Mangal believes that the new DoE is “the last chance Guyana has to make this oil business benefit the people of Guyana.” He said that the Ministry of Natural Resources, under the leadership of Trotman “forfeited three years and almost every decision taken by the Ministry favoured the oil company and did not favour the people of Guyana.”
“The new Department of Energy was meant to remedy the situation, but it is baffling why the appointment of the first and top position did not follow the plan from March,” Mangal said.
Cover much ground
Granger did not explain the shift in plans but said that it will be gazetted that the Ministry of Natural Resources’ responsibilities for the sector has been formally transferred to the DoE, which will fall under the Ministry of the Presidency.
He explained that government has a four-phase programme for the department’s establishment, which Bynoe was expected to execute from yesterday. “First of all, we are looking at administration; the first phase in which he would assemble a team of people to work in the department. Secondly, we have to approach the issue of rationalisation. There is a petroleum Unit in the Ministry of Natural Resources and there may be other persons in the government of Guyana right now who have experience in that sector. So, some parts of some ministries may have to be transferred to the DOE, so we are going to look at that. All of this can be done simultaneously in a short matter of time,” Granger explained.

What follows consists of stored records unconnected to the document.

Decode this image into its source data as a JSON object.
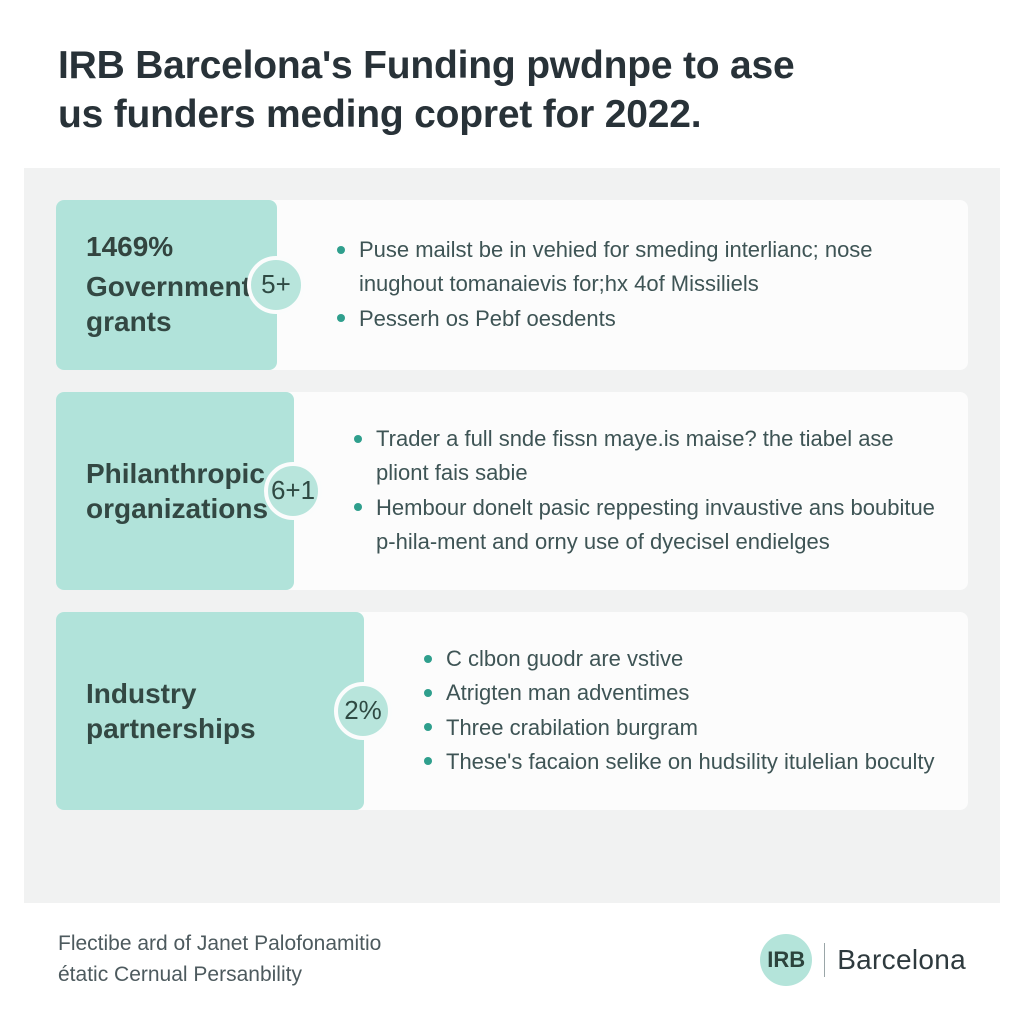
{
  "title_line1": "IRB Barcelona's Funding pwdnpe to ase",
  "title_line2": "us funders meding copret for 2022.",
  "colors": {
    "page_bg": "#ffffff",
    "panel_bg": "#f1f2f2",
    "card_bg": "#b1e3da",
    "row_bg": "#fcfcfc",
    "badge_bg": "#b8e5dc",
    "badge_border": "#fbfcfc",
    "bullet": "#2f9f8d",
    "heading_text": "#283238",
    "card_text": "#334843",
    "body_text": "#3e5455",
    "footer_text": "#4d5a5e"
  },
  "typography": {
    "title_fontsize": 39,
    "title_weight": 700,
    "card_fontsize": 28,
    "card_weight": 600,
    "badge_fontsize": 26,
    "bullet_fontsize": 22,
    "footer_fontsize": 21,
    "logo_fontsize": 28
  },
  "rows": [
    {
      "pct": "1469%",
      "label_l1": "Government",
      "label_l2": "grants",
      "badge": "5+",
      "bullets": [
        "Puse mailst be in vehied for smeding interlianc; nose inughout tomanaievis for;hx 4of Missiliels",
        "Pesserh os Pebf oesdents"
      ]
    },
    {
      "pct": "",
      "label_l1": "Philanthropic",
      "label_l2": "organizations",
      "badge": "6+1",
      "bullets": [
        "Trader a full snde fissn maye.is maise? the tiabel ase pliont fais sabie",
        "Hembour donelt pasic reppesting invaustive ans boubitue p-hila-ment and orny use of dyecisel endielges"
      ]
    },
    {
      "pct": "",
      "label_l1": "Industry",
      "label_l2": "partnerships",
      "badge": "2%",
      "bullets": [
        "C clbon guodr are vstive",
        "Atrigten man adventimes",
        "Three crabilation burgram",
        "These's facaion selike on hudsility itulelian boculty"
      ]
    }
  ],
  "footer_line1": "Flectibe ard of Janet Palofonamitio",
  "footer_line2": "étatic Cernual Persanbility",
  "logo_badge": "IRB",
  "logo_text": "Barcelona"
}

“Thirdly, we are looking at the operationalisation of the department and I expect by the beginning of September we will start with the implementation but a lot of work has to be done. We have to advertise for experts all over the world and we have to look at drafting legislation. We have to look at financing. We have to look at all other aspects of the operationalisation of the department. So, it is early days yet, but we hope that during the month of August we’ll cover much more ground, much more quickly than we have been able to do over the last seven months. There are four phases. We hope these can be completed by the end of August,” he said. The President did not state what the fourth phase would be.
Bynoe is the Managing Director of the Georgetown-based Development Policy and Management Consultants firm.
On the company’s website, his listed qualifications include a PhD from the University of East Anglia in Economics (Environmental Economics). “He has wide ranging experience in development-, trade-, and environment-related issues and possesses strong analytical and quantitative skills. Specifically, he has been involved in a variety of socio-economic studies during the conduct of Environmental Impact Assessments, and assessing and economically quantifying climate change impacts,” the company’s website states.
“Furthermore, Dr. Bynoe has worked, in collaboration with Distinguished Professor Clive Thomas on assessing the Impact of Agricultural Trade and Related Reforms on Domestic Food Security, looking at poverty indicators and nutritional statistics, among other things. He has published widely in reputable journals on issues of environmental economics, trade and environmental impact assessment,” it added.